İşin bamteli de, Başkan Erdoğan'ı düşmanlaştırmaya itiraz etmeyecek isimlerin bir araya getirilmesi. Tek amaç bu olduğu için de Suriye'de, Doğu Akdeniz'de veya Ukrayna-Rusya Savaşı'nda Türkiye'nin rolü konuşulmuyor, PKK ve FETÖ'ye karşı mücadele gibi çetrefilli konulara girilmiyor.
Bundan sonra da aylarca "Aday kim?" diye tartışırsak şaşırmayalım.
Bu stratejinin akıl hocası görünür olmasa da yürütücüsü belli: CHP Genel Başkanı Kemal Kılıçdaroğlu... Kılıçdaroğlu, son 10 yılda Baykalcıları, Atatürkçüleri partiden atarak ve CHP'yi "dikensiz gül bahçesi" yaparak bu noktaya geldi. O güçle "o makamın sahibi" diye havaya giren, Akşener'in "Fatih" ilan ettiği Ekrem İmamoğlu'na da ayar verdi. Gerçi İmamoğlu ayar yedi ama makam sevdasından da vazgeçmedi, pusuda bekliyor. Şimdi sıra Mansur Yavaş'ta... Onu da yine Akşener öne sürdü. Anlaşılan bir süre de Yavaş'ın adaylığı gündemde kalacak.

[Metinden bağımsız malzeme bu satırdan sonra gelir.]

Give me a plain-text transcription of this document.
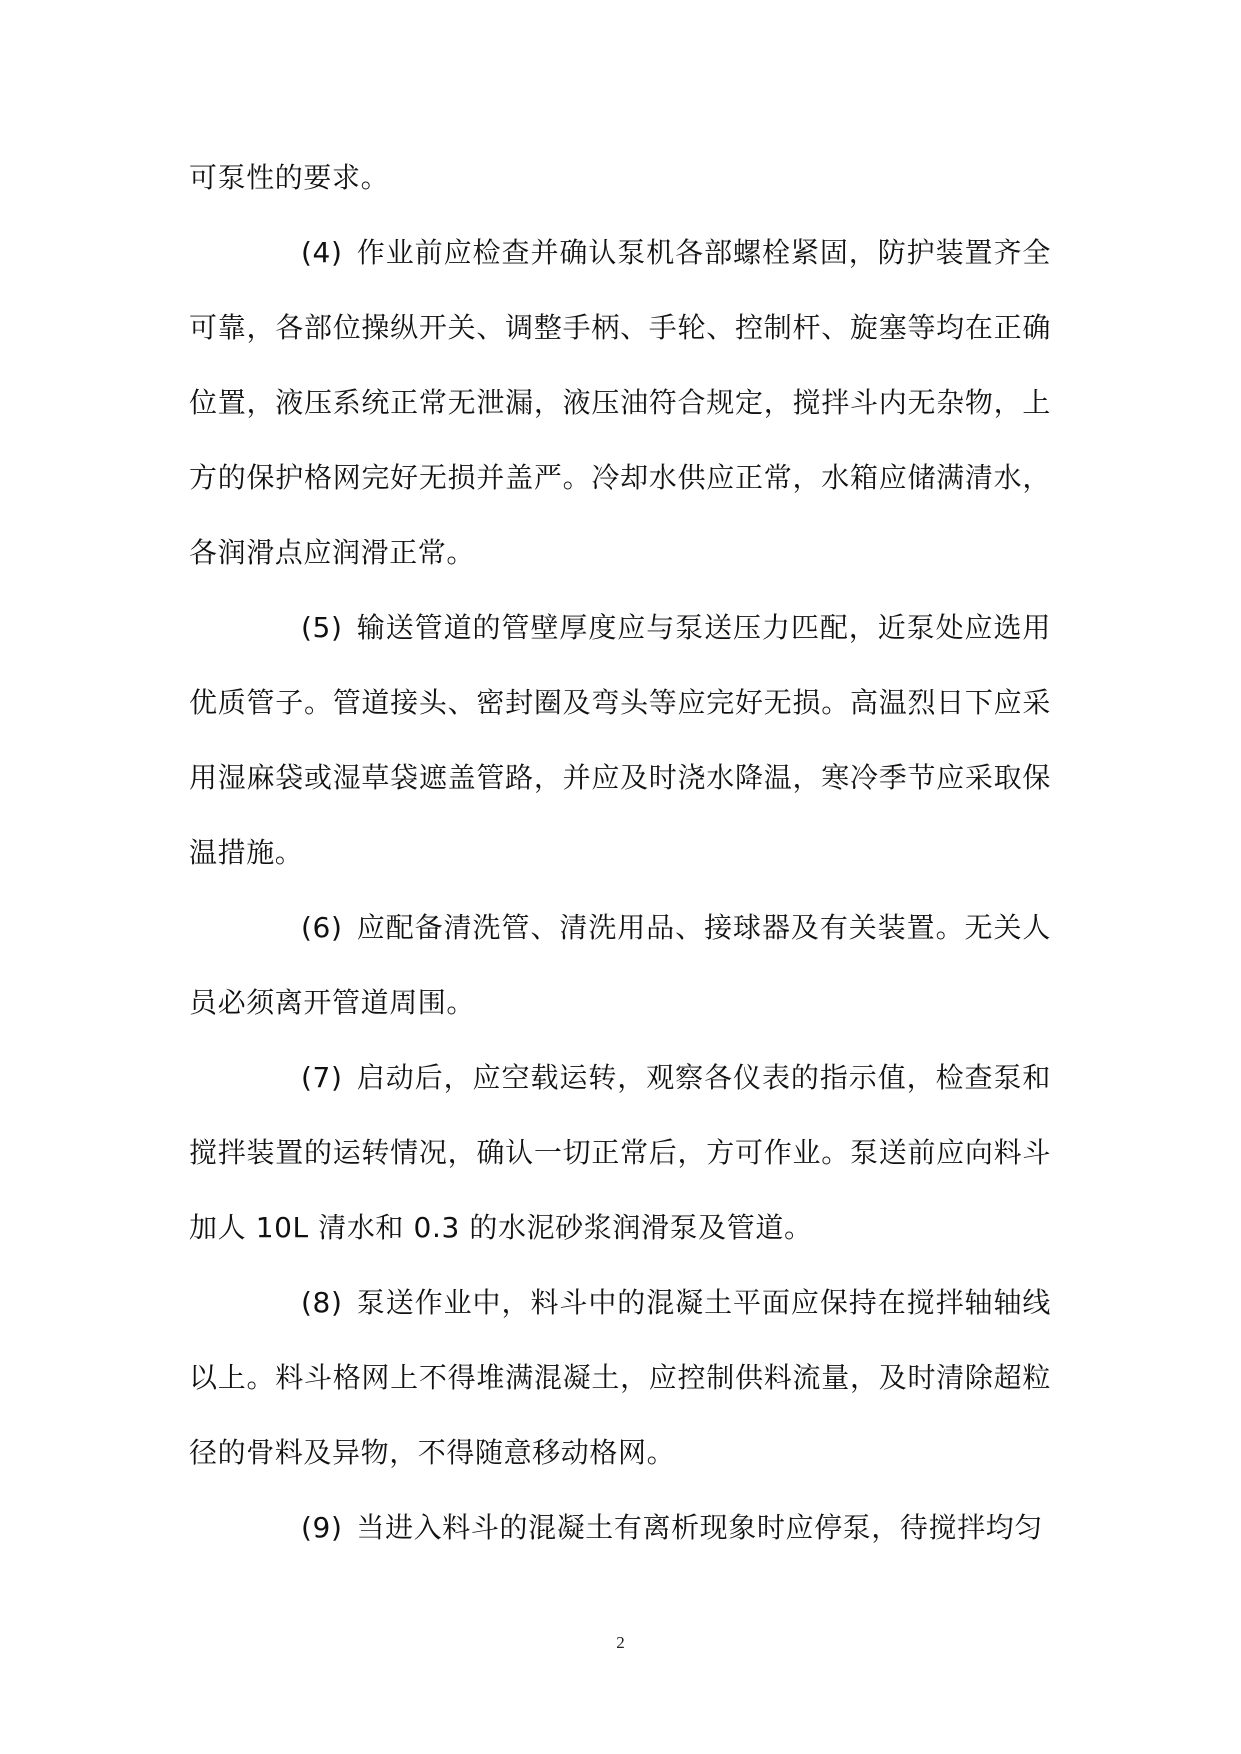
可泵性的要求。

(4) 作业前应检查并确认泵机各部螺栓紧固，防护装置齐全可靠，各部位操纵开关、调整手柄、手轮、控制杆、旋塞等均在正确位置，液压系统正常无泄漏，液压油符合规定，搅拌斗内无杂物，上方的保护格网完好无损并盖严。冷却水供应正常，水箱应储满清水，各润滑点应润滑正常。

(5) 输送管道的管壁厚度应与泵送压力匹配，近泵处应选用优质管子。管道接头、密封圈及弯头等应完好无损。高温烈日下应采用湿麻袋或湿草袋遮盖管路，并应及时浇水降温，寒冷季节应采取保温措施。

(6) 应配备清洗管、清洗用品、接球器及有关装置。无关人员必须离开管道周围。

(7) 启动后，应空载运转，观察各仪表的指示值，检查泵和搅拌装置的运转情况，确认一切正常后，方可作业。泵送前应向料斗加人 10L 清水和 0.3 的水泥砂浆润滑泵及管道。

(8) 泵送作业中，料斗中的混凝土平面应保持在搅拌轴轴线以上。料斗格网上不得堆满混凝土，应控制供料流量，及时清除超粒径的骨料及异物，不得随意移动格网。

(9) 当进入料斗的混凝土有离析现象时应停泵，待搅拌均匀

2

Bu tablo bize, HDP'yi de, İyi Parti'yi de baraj altında kalmaktan kurtaran ve iktidara karşı "tahrip siyaseti" izleyen Kılıçdaroğlu'nun gizli gücünü gösteriyor. Karşımızda kendi partisinin oyunu artıramayan ama siyaset mühendisliğiyle muhalefeti dizayn eden bir Kılıçdaroğlu var. Bir anlamda 6'lı masanın "tek adamı"...
İyi Parti'den gelen tek tük itirazlar da süreci renklendiriyor, o kadar. Zaten DEVA, Gelecek, Saadet ve DP'nin itiraz edecek durumu yok. Bu halleriyle Meclis'e bile giremeyecekleri için CHP'ye mecburlar.
Peki, bütün bunlar Kılıçdaroğlu'nun aday olmasına yeter mi?